AI Is the Future … But So Are You
Search alone can’t carry the weight of a modern digital fundraising program. As the landscape becomes more unpredictable, diversification matters more than ever. Strong email programs continue to be a stabilizing force, providing nonprofits with a direct line to supporters that no algorithm can take away. Social fundraising is also showing renewed promise for some organizations, in part due to AI-driven tools that are improving targeting and performance.
Newer channels are gaining traction as well. SMS fundraising, once viewed as niche or experimental, is increasingly proving its value as a complementary channel — particularly for urgency-driven appeals and time-sensitive campaigns. Not every channel will be right for every organization, but the broader lesson is clear: resilience comes from balance, not dependence on any single platform.

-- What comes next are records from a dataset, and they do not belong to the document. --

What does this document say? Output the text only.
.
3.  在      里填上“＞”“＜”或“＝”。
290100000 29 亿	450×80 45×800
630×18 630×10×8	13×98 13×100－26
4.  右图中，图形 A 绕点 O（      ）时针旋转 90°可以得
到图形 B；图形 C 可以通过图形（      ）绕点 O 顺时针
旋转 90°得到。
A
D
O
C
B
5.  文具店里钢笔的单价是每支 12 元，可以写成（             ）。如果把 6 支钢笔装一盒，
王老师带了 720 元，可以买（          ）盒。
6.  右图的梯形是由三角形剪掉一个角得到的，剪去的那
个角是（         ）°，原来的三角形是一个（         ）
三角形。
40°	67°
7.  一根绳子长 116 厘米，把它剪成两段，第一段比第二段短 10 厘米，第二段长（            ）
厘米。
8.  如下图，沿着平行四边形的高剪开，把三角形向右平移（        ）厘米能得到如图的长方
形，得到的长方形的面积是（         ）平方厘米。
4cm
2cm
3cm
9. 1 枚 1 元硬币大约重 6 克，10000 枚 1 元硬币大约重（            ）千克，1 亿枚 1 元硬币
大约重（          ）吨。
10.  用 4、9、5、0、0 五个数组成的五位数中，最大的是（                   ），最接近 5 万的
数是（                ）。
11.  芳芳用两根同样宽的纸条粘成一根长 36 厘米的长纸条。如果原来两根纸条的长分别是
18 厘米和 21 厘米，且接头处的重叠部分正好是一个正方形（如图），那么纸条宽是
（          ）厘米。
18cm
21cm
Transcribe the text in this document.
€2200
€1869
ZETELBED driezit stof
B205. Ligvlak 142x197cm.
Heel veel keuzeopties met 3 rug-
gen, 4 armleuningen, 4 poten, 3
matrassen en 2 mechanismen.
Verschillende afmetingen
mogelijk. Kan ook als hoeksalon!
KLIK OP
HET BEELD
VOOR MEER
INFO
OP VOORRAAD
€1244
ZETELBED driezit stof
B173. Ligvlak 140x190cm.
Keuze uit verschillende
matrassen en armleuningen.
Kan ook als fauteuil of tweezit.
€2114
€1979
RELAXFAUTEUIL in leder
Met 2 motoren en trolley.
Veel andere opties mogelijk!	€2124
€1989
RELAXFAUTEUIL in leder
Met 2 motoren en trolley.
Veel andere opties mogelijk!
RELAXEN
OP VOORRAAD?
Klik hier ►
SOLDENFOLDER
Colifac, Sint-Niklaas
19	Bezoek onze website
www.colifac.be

It’s also worth noting an important reality that often gets lost amid the disruption: digital revenue is still growing for many nonprofits. The path to that revenue may be less straightforward, attribution may be messier, and tactics may require more frequent adjustment — but the overall trajectory remains positive. AI has complicated digital fundraising, but it has certainly not broken it.
The challenge for fundraisers isn’t to predict the future perfectly. It’s to stay engaged, stay curious, and stay adaptable. The pace of change may feel daunting, but it has always rewarded organizations willing to test and adjust rather than retreat. In an AI-shaped fundraising landscape, that mindset matters more than ever.